Many of these people will be living in so-called megacities—urban areas with populations greater than ten million. Today there are only 28 such cities in the world. By 2030, there are expected to be 41.

Nearly all that growth will happen in Asia and Africa, according to U.N. projections, and 37 percent of the world’s urban expansion is expected to happen in just three countries: Nigeria, India, and China.

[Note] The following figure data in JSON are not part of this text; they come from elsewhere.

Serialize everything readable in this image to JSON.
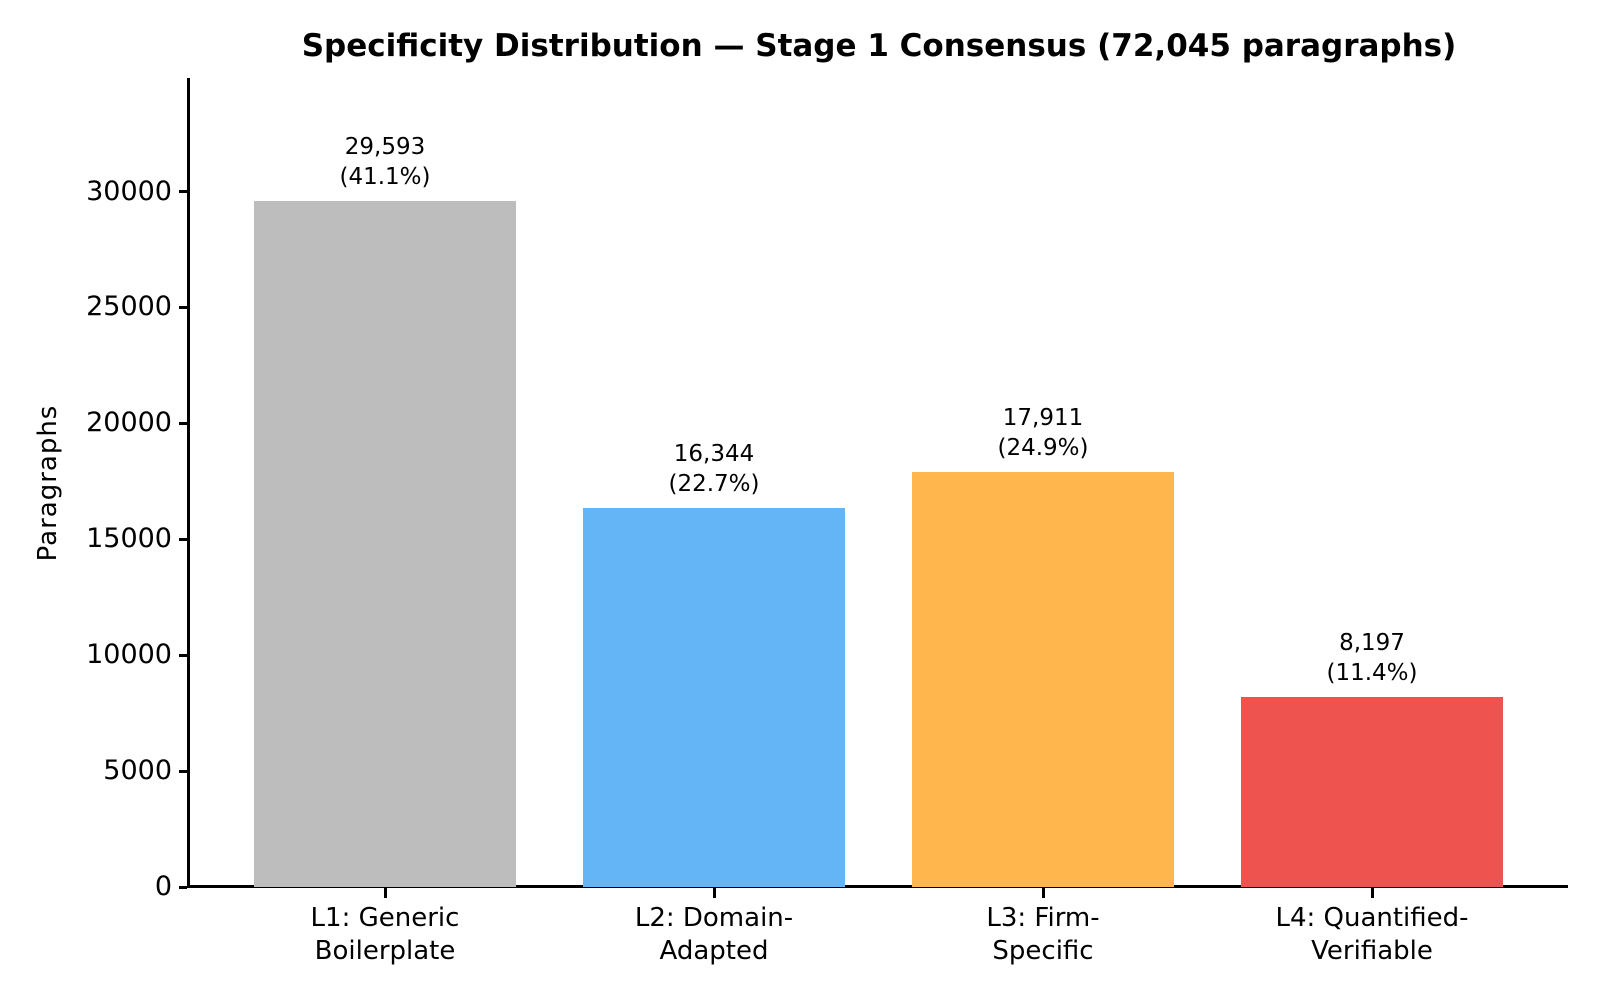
{
  "chart_data": {
    "type": "bar",
    "title": "Specificity Distribution — Stage 1 Consensus (72,045 paragraphs)",
    "total_paragraphs": "72,045",
    "xlabel": "",
    "ylabel": "Paragraphs",
    "categories": [
      "L1: Generic\nBoilerplate",
      "L2: Domain-\nAdapted",
      "L3: Firm-\nSpecific",
      "L4: Quantified-\nVerifiable"
    ],
    "values": [
      29593,
      16344,
      17911,
      8197
    ],
    "percentages": [
      41.1,
      22.7,
      24.9,
      11.4
    ],
    "bar_labels": [
      "29,593\n(41.1%)",
      "16,344\n(22.7%)",
      "17,911\n(24.9%)",
      "8,197\n(11.4%)"
    ],
    "bar_colors": [
      "#BDBDBD",
      "#64B5F6",
      "#FFB74D",
      "#EF5350"
    ],
    "yticks": [
      0,
      5000,
      10000,
      15000,
      20000,
      25000,
      30000
    ],
    "ylim": [
      0,
      34900
    ],
    "grid": false,
    "legend": false,
    "axis_color": "#000000",
    "background_color": "#ffffff"
  }
}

Urbanization helped create large, stable middle classes in the U.S. and England after the Industrial Revolution, and the hope is that it will do the same for the developing world of the 21st century. Nigeria already shows positive signs. In 2008, the World Bank changed Nigeria’s income status from low to lower middle, and it now has the biggest economy in Africa. The consumer class is actually rising across the continent. According to a recent report by McKinsey & Co., there are now more middle-class families in Africa than India.

China, on the other hand, presents a case study in the downside risk.

Perhaps the most crucial impediment to China’s urbanization program is its hukou system, an ancient family-registration program that was transformed after the Communist revolution of 1949 into an instrument of the command economy. Its purpose was to control the national workforce, mainly to keep rural workers from flooding into the cities. Rural workers who lacked a government permit to move to the city were denied access to public services there, including education and health care.

Pressure for reforms is growing, but so far rural workers have been allowed to migrate only to China’s towns and smaller cities, many of which suffer from inadequate services and infrastructure. China already has at least five of the world’s megacities and a dozen more within striking distance. In these cities, at least for now, rural workers remain a socially and legally segregated class.

On a panel this spring at the Brookings Institution in Washington, Hu Biliang, dean of the School of Development Studies at Beijing Normal University and a proponent of hukou reform, prescribed two other fixes for China’s urbanization policy: to improve public services in the small to midsize cities and to let the market influence the process and speed of urbanization. Meanwhile, China continues to build out new megacities much faster than they are filling up, resulting in “ghost cities,” where occupancy rates take years to rise.

That said, they are rising. According to a report by Standard Chartered Bank, at least three of China’s ghost cities sprang to life between 2012 and 2014, with one doubling, another quadrupling, and the occupancy rate in a third growing from 20 percent to 50 percent. Half-occupied may still seem semi-ghostly, but this is China, where one of its designated “ghost cities,” Changzhou, is already home to 4.5 million people.